College of Engineering and General Motors to form satellite research lab

By Adam Marcus
College of Engineering

The College of Engineering has teamed up with General Motors Global Research and Development Operations to host a satellite research lab on campus.

Representatives from the College and GM, the nation's largest automaker, signed an official letter of understanding Jan. 30 to launch the $5 million project. While details are yet to be finalized, the partnership initially will have two divisions, focussing on applied advanced engine and body design and development. In addition to the joint research effort, the satellite laboratory will give U-M engineering students ready access to GM projects, engineers and designers.

Stephen W. Director, the Robert J. Vlasic Dean of Engineering at U-M, said the satellite lab would be a significant opportunity for the College's faculty and students to interact with their counterparts in industry. "We are very excited about this partnership, which will allow our researchers to swap expertise with some of the best engineers in the country. Also, by working with industry, our students will get a chance to integrate what they learn into actual automotive applications."

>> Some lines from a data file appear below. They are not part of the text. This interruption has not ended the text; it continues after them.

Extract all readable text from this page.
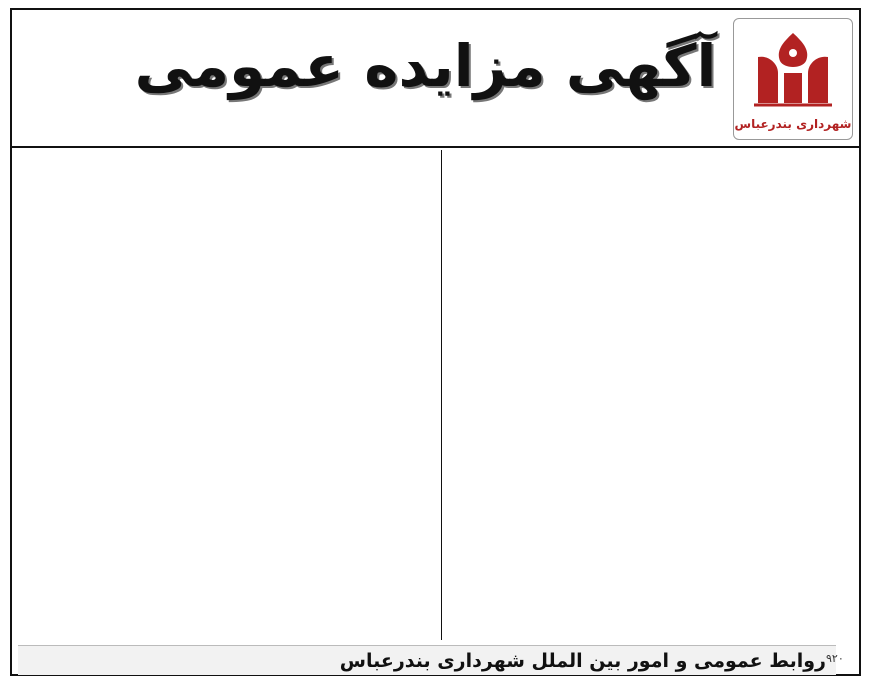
آگهی مزایده عمومی
شهرداری بندرعباس
روابط عمومی و امور بین الملل شهرداری بندرعباس ۹۲۰
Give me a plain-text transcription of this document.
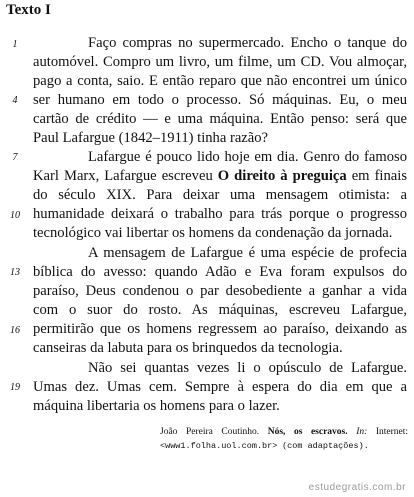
Texto I
1
4
7
10
13
16
19
Faço compras no supermercado. Encho o tanque do
automóvel. Compro um livro, um filme, um CD. Vou almoçar,
pago a conta, saio. E então reparo que não encontrei um único
ser humano em todo o processo. Só máquinas. Eu, o meu
cartão de crédito — e uma máquina. Então penso: será que
Paul Lafargue (1842–1911) tinha razão?
Lafargue é pouco lido hoje em dia. Genro do famoso
Karl Marx, Lafargue escreveu O direito à preguiça em finais
do século XIX. Para deixar uma mensagem otimista: a
humanidade deixará o trabalho para trás porque o progresso
tecnológico vai libertar os homens da condenação da jornada.
A mensagem de Lafargue é uma espécie de profecia
bíblica do avesso: quando Adão e Eva foram expulsos do
paraíso, Deus condenou o par desobediente a ganhar a vida
com o suor do rosto. As máquinas, escreveu Lafargue,
permitirão que os homens regressem ao paraíso, deixando as
canseiras da labuta para os brinquedos da tecnologia.
Não sei quantas vezes li o opúsculo de Lafargue.
Umas dez. Umas cem. Sempre à espera do dia em que a
máquina libertaria os homens para o lazer.
João Pereira Coutinho. Nós, os escravos. In: Internet:
<www1.folha.uol.com.br> (com adaptações).
estudegratis.com.br
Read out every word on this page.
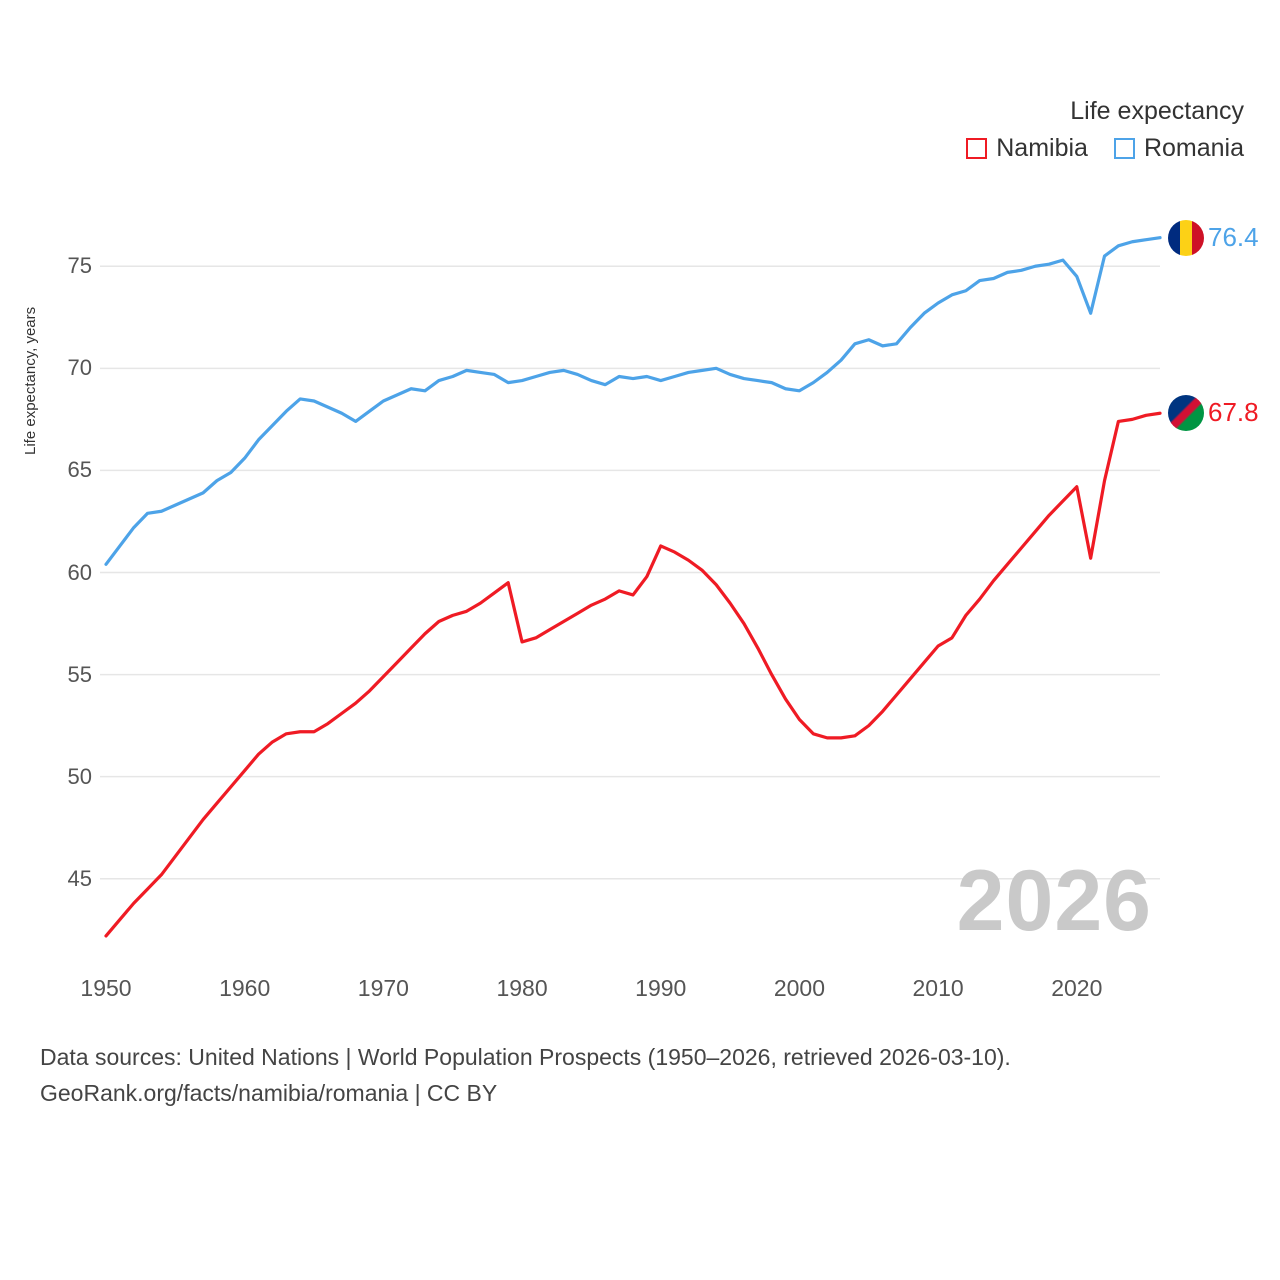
Life expectancy
Namibia Romania
Life expectancy, years
45
50
55
60
65
70
75
1950	1960	1970	1980	1990	2000	2010	2020
2026
76.4
67.8
Data sources: United Nations | World Population Prospects (1950–2026, retrieved 2026-03-10).
GeoRank.org/facts/namibia/romania | CC BY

Research in the satellite lab, the first involving an American automaker and a U.S. university, is slated to begin in March. Initial work will concentrate on body manufacturing and powertrain diagnostics.

"We are delighted to see this culmination of our efforts during the last two or three years to create the most meaningful relationship between GM and the University of Michigan in conducting fundamentally important research for the automotive industry," said Panos Papalambros, chair of the Department of Mechanical Engineering and Applied Mechanics (MEAM).

Faculty from MEAM, which houses the College's Automotive Research Center, will coordinate the U-M's efforts with the projects.

"This new project with the University of Michigan will allow GM to leverage critical skills, and expand our technology networks," said Kenneth R. Baker, GM vice president for global research and development operations. "It is also a great opportunity to strengthen our relationship with the academic community."